Für die Einleitung und Durchführung des Bürgerbegehrens bis zur Einreichung der gesammelten 2700 Unterschriften beim Bürgermeisteramt sind wir Bürger Herrn Mehlhorn sehr zu Dank und weiteren Unterstützung verpflichtet. Es gehört viel Mut und vor allem Sachkenntnis dazu, diesem Begehren auch bei den Gerichten möglichst zum Erfolg zu verhelfen.

Wegen des Verhaltens des Oberbürgermeisters war vorhersehbar, daß weitere Prozesse das Bürgerbegehren begleiten würden. Ob dieses Verhalten den Ablehnungsbeschluß des Verwaltungsgerichtshofes betreffend Zulässigkeit des Bürgerbegehrens beeinflußt hat, wird sich vielleicht noch klären. Die Begründung der Ablehnung können wir Bürger so nicht ohne weiteres begreifen. Es geht nicht um die Errichtung eines Rathauses, dieses haben wir und sogar ein repräsentatives, das ‑ wenn nötig ‑ jederzeit erweitert werden kann. Aber die Aufhebung des Spitals als Altenheim zum Zwecke des Umbaus als Rathaus berührt mit Sicherheit öffentliche Interessen und rechtfertigt für sich allein ein Bürgerbegehren.

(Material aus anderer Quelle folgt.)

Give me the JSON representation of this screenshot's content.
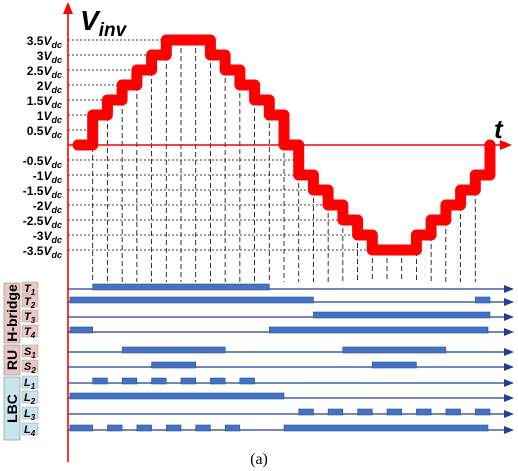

Sind sich die CDU‑Stadträte eigentlich so sicher, daß ihr Verhalten nach Vorlage der über 2700 Unterschriften beim Bürgermeisteramt nicht noch mehr Widerstand bei der Bevölkerung hervorruft? Die nächste Gemeinderatswahl kommt bestimmt und niemand braucht sich wundern, wenn sich eine neue Gruppierung in Ellwangen ‑ etwa eine Bürgerpartei wie in vielen schwäbischen Gemeinden ‑ etabliert, deren Vertreter nach einem Einzug ins Stadtparlament sich dem Wohl der gesamten Bürgerschaft verpflichtet fühlen. In § 32 Gemeindeordnung über Rechtsstellung der Gemeinderäte ist zu lesen: „Die Gemeinderäte entscheiden im Rahmen der Gesetze nach ihrer freien nur durch das öffentliche Wohl bestimmten Überzeugung. An Verpflichtungen und Aufträge, durch die diese Freiheit beschränkt wird, sind sie nicht gebunden."

Diese Sätze lesen sich anders, als sie von etlichen CDU‑Stadträten des öfteren interpretiert werden. Oder haben diese Herren Angst, bei der nächsten Wahl nicht mehr berücksichtigt zu werden, oder mit einem schlechteren Listenplatz vorlieb nehmen zu müssen. Ihnen möchte ich raten, bei Abstimmungen im Gemeinderat so zu handeln, daß ihnen bei der nächsten Gemeinderatswahl auch die 2700 Stimmen der Teilnehmer am Bürgerbegehren sicher sind.